Web accessibility addresses equal access to the web for all people, whatever their hearing, movement, sight, and cognitive ability. HTML5’s semantic separation is hoped to make this easier. The W3C is setting standards for accessibility and has a task force set to review the HTML5 specification for its impact on web accessibility, and to suggest changes.

This is a challenging task, as accessibility is a subjective property. WAVE (Web Accessibility Evaluation Tool) is an HTML5 analysis tool focused on accessibility. Interestingly, WAVE integrates accessibility feedback into the original web page, making the feedback itself much easier to absorb. Additionally, the tool is intended to aid humans in evaluating the accessibility of web content, not to proscribe a particular style. This is a sensible approach, given the subjective nature of accessibility, and it is a pattern we are likely to see repeated for other subjective properties (like “good user experience”, or “conforming GUI”).

Indeed, there seems to be a growing consensus in the community that validation is not sufficient for HTML5, that static analysis tools are going to be crucial. We concur.

What Does the Future Hold?

HTML5 opens up many possibilities and grants web designers and developers more freedom and powers than they have had before. However, with that expressiveness comes ample opportunity to shoot oneself in the foot. Tool support, particularly that which goes deeper than syntax and schema, will be needed. We can already see a need for tools that enforce properties more expressive than validator guidelines or linter rules. For example, many user interface guidelines exist in human-readable formats; these guidelines cannot all be checked automatically, but we believe many of them could.

This article also has not touched on the topics of JavaScript-enabled interfaces, template languages such as Microsoft’s Razor syntax, or dynamically generated content in general—more on those topics will be coming soon. For now, we hope this survey is valuable to you, and we welcome your feedback and suggestions to fill any gaps you see.  

Web Designers and Developers!

  • Did we miss any HTML5 tools that you use, love, know of, and/or developed? Or did we get something wrong? Please let us know!
  • What is your use-case for HTML5? Is it supported by the tools you use?
  • Where do you think you will need tool support for HTML5?

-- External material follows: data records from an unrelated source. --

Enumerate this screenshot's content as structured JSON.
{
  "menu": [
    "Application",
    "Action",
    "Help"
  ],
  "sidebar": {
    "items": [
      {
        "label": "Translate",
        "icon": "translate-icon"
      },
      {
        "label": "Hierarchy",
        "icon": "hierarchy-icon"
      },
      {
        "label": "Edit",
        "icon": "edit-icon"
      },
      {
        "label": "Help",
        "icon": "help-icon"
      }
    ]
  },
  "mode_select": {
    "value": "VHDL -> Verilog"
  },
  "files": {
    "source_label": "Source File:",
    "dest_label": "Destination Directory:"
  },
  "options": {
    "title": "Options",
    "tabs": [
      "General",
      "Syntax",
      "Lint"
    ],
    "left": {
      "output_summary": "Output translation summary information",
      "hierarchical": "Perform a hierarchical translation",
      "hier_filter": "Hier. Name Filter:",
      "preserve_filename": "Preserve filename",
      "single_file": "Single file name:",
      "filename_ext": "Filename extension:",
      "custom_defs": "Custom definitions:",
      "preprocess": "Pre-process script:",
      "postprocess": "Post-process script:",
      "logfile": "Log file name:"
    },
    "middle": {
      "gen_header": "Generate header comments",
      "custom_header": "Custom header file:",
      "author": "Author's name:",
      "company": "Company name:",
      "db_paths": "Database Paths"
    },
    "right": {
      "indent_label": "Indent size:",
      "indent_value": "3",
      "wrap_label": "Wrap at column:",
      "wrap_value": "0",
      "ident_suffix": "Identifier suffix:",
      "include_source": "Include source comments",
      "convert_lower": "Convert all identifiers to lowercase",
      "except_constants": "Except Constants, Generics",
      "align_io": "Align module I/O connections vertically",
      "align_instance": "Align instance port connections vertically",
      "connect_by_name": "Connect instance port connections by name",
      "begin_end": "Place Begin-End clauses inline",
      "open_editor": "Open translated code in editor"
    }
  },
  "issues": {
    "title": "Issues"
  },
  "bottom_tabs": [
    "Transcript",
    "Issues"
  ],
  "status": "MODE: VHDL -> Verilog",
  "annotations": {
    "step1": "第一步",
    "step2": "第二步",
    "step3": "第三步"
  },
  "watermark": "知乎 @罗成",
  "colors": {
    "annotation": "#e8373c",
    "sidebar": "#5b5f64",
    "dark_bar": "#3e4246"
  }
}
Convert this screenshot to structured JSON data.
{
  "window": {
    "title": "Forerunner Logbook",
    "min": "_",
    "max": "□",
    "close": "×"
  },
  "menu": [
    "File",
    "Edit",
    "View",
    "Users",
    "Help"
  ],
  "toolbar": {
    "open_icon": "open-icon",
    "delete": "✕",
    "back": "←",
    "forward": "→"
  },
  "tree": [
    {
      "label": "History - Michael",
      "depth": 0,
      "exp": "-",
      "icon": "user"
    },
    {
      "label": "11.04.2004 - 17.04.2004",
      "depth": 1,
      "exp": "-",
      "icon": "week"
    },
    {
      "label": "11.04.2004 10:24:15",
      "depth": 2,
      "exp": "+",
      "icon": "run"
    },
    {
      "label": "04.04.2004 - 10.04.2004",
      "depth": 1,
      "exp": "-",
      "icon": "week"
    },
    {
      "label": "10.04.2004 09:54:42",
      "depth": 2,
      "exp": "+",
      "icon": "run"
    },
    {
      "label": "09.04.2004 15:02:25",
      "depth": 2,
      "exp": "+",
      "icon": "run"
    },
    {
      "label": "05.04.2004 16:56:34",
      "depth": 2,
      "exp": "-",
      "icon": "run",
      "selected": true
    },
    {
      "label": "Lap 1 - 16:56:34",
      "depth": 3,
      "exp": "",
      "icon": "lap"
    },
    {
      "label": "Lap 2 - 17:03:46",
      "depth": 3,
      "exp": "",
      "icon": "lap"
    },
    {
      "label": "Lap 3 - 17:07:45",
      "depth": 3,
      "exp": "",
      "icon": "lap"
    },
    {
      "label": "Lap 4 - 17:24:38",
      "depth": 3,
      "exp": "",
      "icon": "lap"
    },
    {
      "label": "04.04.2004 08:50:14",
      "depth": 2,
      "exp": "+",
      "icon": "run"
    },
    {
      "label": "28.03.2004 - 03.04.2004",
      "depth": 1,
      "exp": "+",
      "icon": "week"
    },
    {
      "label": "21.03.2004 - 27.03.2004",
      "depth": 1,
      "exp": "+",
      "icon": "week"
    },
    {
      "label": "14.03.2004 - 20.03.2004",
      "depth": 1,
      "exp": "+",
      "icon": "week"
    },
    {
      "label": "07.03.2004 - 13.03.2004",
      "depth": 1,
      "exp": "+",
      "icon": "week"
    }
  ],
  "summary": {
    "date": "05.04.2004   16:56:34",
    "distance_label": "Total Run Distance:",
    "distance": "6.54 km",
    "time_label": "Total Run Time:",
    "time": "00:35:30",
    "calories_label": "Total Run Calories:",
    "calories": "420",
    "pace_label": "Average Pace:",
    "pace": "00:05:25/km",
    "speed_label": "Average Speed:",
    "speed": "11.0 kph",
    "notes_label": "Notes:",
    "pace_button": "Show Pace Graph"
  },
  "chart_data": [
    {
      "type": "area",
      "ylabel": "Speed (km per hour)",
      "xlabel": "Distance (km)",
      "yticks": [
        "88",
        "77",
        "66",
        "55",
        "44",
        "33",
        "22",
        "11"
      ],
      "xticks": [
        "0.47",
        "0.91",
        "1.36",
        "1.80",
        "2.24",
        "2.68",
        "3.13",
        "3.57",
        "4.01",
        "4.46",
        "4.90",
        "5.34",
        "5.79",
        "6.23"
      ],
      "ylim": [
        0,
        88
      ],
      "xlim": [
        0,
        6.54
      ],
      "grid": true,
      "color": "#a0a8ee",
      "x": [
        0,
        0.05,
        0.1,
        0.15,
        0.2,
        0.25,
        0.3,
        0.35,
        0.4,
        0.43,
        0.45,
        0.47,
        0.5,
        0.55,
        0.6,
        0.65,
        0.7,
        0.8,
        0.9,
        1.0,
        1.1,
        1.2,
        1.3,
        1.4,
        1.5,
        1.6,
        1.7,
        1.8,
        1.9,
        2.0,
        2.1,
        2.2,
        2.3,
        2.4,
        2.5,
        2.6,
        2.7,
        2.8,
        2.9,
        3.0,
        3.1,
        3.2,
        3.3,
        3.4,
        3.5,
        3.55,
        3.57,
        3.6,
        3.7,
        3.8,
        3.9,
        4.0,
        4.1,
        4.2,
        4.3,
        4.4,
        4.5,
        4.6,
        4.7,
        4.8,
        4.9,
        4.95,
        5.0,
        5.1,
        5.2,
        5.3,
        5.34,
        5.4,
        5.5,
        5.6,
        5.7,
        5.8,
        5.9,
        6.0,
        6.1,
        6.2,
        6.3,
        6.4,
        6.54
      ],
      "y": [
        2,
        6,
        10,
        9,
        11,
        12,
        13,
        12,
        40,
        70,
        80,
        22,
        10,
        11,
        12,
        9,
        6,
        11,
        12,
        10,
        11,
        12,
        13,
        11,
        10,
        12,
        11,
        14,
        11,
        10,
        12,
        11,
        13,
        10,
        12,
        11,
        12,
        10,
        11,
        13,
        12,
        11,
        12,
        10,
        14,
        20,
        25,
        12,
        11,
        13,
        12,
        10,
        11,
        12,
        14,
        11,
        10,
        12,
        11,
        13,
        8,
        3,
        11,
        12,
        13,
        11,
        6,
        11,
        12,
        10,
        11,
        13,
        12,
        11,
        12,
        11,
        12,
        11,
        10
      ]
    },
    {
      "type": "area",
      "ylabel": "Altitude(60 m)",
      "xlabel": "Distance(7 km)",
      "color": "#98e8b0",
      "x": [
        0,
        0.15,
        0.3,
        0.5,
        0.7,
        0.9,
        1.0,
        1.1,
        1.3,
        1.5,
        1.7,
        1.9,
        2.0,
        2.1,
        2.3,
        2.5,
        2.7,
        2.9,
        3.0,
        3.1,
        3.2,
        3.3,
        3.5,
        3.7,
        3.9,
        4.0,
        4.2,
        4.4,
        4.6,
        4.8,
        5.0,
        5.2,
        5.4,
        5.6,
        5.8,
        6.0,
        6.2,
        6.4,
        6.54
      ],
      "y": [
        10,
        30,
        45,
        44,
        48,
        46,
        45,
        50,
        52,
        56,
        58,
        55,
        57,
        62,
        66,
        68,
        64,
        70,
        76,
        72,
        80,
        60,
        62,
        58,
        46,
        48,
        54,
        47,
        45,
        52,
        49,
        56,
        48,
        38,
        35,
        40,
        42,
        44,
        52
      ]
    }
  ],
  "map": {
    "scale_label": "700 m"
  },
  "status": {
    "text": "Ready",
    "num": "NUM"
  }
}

1 Much has already been written about the connection between HTML5 and the semantic web, so our focus here will be on a different but equally disruptive use of HTML5: specifying user interfaces.

2 More accurately, the browser decides how to render based on its own defaults and any designer-specified styling (through, e.g., CSS3).

3 One could argue that the trend is for the converse: that desktop applications are becoming more like mobile and web applications.

4 It might be argued that the WYSIWYG IDEs/editors effectively perform validation, by showing syntax errors where present.